By Wong Mei Yue Doris (DP2B)
I undertook a three week internship with the corporate law firm Wilson Sonsini Goodrich & Rosati, where I learnt about the fundamentals of legal research and proofreading legal contracts. My colleagues assigned work that I was able to complete with my limited background in law. The tasks I were given mostly included research on the companies listed on HKEx (Hong Kong stock exchange), as well as translation and proofreading of listing documents for the company’s clients. These tasks allowed me to learn more about the operation of a corporate law firm.

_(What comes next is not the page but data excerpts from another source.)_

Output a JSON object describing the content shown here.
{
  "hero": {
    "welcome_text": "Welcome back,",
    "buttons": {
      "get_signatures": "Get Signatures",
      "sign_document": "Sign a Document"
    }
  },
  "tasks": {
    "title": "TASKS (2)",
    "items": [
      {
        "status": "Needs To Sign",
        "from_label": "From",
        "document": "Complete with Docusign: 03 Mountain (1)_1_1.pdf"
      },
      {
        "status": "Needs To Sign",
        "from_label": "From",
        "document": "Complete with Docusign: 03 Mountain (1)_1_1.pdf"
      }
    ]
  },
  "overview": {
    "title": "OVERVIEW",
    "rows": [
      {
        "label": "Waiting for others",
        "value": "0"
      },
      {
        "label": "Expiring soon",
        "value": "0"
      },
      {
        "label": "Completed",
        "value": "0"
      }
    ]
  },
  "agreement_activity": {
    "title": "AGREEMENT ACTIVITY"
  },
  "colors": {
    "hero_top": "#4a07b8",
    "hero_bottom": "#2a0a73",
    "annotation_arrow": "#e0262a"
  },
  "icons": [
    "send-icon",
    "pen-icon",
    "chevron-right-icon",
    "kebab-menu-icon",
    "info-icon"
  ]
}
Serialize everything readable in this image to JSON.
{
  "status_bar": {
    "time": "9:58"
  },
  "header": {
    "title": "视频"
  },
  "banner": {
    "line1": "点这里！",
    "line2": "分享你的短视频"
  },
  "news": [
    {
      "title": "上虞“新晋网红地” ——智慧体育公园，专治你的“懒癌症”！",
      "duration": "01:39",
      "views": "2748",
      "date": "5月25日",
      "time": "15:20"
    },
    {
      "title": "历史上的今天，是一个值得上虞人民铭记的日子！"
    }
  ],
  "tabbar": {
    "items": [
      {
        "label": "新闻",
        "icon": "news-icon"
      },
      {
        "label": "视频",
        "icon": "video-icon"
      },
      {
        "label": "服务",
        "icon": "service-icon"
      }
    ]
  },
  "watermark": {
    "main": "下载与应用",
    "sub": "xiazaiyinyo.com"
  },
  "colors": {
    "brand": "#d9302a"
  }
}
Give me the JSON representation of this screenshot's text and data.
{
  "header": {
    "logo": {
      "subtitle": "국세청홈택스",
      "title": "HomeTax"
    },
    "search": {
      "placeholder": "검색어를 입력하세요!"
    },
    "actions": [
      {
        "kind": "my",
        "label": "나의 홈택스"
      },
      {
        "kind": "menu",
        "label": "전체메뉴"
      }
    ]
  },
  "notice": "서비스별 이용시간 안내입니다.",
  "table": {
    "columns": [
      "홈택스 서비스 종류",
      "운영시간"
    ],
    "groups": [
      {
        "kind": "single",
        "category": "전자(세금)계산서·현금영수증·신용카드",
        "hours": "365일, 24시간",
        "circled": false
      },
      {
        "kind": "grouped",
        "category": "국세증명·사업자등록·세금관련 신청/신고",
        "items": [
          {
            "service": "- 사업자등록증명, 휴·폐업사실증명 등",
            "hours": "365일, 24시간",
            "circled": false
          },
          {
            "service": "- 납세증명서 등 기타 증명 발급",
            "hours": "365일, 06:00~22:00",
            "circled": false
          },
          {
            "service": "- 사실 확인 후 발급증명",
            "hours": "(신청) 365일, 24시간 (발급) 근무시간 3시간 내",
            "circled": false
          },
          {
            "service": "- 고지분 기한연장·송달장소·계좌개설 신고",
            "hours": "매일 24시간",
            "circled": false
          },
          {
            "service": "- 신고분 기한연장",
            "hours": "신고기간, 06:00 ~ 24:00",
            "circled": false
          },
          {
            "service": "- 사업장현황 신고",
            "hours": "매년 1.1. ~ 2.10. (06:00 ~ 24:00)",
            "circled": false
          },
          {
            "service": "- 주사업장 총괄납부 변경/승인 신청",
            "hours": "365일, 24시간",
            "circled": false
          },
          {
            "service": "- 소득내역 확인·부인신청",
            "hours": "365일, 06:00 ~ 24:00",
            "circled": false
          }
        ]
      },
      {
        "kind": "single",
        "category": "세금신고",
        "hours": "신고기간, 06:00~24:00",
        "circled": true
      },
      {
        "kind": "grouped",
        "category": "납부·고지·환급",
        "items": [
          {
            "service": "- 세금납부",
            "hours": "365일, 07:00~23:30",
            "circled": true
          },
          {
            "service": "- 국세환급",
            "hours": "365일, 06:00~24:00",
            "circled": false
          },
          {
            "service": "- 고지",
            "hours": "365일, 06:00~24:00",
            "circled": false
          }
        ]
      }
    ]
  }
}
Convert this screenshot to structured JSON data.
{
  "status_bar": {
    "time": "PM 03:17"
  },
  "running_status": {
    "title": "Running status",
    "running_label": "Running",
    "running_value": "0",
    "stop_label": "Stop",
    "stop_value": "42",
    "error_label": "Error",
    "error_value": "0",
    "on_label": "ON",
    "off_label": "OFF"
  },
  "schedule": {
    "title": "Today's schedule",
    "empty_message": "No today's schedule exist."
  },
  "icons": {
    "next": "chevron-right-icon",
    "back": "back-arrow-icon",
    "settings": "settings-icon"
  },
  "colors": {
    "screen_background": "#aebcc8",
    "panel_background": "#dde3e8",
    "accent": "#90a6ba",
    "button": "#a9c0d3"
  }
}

The internship broadened my interest in contract law. I found concepts related to the breach of contract and excuses for non-performance particularly interesting. As I was able to examine contracts to ensure there were no errors or ambiguities, I realised the importance of being meticulous and organised. I enjoyed the experience and conscientiously explained my work to colleagues and asked for feedback. In the process, I gained experience in communicating with legal professionals. I even had the chance to attend meetings between the partners and their clients, where I observed how my senior interacted with his clients in a detailed yet concise manner and the importance of teamwork.
I was fortunate enough to be working closely with another intern, Kent, a law graduate from CUHK. He was kind and willing to assist me with the difficult parts of my work. He also shared his experience in law school and the challenges he faced during his course of study. His advice was invaluable as I gained a deeper insight into pursuing law at university.